Let’s strip it down:

  • Harper won his first whiff of power by promising two things:  an investigation into the Liberal Sponsorship Scandal (frighteningly similar to the eHealth scandal with McGuinty) and the reduction of the GST by 2 full points to 5% (with lots of grandstanding and promises of reduction in cost of living).
  • Since then, Harper’s come through on his promise, but we all know he’d like to reduce taxes more, especially the cursed GST, given that he’s an anarchist and libertarian that doesn’t want any government at all in our lives.
  • However, once you reduce it from 5% to a lower level, you might as well ditch it.
  • Harper won’t do that because the corporate world wouldn’t be able to hide the decrease in unchanged prices (I mean, did anyone really enjoy the full benefits of saving $0.02 on an ice cream cone or other mundane daily purchases?).  They would actually have to decrease prices.
  • Instead, he needs a bigger base to hack away at, which would ultimately be the HST.
  • He’s now got 13% to play with instead of a mere 7.
  • Ontario and BC will be hosed royally and will be told they’re out of luck once the transfer of sales tax power is surrendered.
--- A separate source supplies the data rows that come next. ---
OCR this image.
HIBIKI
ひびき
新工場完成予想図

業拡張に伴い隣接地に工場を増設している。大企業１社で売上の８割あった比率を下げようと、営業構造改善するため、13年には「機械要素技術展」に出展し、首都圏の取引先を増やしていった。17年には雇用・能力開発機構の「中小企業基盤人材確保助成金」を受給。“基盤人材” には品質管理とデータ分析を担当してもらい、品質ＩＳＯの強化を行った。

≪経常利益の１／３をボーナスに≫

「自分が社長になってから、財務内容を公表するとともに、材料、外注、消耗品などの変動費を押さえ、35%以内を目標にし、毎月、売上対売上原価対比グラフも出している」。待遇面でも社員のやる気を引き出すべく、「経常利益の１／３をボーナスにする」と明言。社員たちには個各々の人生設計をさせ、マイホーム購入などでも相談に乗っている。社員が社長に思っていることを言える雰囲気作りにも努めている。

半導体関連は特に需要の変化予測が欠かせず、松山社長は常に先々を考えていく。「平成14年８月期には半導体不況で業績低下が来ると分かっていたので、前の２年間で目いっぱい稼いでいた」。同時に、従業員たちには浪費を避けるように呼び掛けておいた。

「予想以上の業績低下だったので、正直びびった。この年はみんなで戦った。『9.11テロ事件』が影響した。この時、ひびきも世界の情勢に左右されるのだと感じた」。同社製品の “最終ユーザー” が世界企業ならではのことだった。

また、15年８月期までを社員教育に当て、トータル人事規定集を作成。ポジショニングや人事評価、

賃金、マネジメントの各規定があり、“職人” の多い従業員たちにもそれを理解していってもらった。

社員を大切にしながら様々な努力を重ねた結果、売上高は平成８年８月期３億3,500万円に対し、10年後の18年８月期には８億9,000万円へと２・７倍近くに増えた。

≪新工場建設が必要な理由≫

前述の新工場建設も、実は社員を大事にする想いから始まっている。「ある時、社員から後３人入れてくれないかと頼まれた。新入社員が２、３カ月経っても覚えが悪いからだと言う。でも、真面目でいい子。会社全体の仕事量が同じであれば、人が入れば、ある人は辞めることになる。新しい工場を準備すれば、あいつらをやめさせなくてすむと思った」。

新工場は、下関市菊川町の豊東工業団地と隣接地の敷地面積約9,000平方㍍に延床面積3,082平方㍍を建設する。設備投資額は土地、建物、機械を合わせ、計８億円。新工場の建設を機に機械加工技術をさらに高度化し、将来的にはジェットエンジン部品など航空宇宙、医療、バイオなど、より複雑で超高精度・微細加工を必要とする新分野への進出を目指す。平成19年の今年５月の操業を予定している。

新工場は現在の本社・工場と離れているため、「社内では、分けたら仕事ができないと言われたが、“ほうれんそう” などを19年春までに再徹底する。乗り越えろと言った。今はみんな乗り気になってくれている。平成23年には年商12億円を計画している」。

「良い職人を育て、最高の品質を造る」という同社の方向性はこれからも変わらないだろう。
I’m not going to deny that exporters need every iota of support they can get in today’s world, but this will not help the Ontario government support its infrastructure in the long run.  When they’re tax revenue is slashed by the Federal Cons, they will have no choice but to slash their budgets as well.

We will then get the Harris years by proxy.

What do you think?  Am I being a little too suspicious?  Do we have evidence that this will be done without harm to the politicians at the provincial level?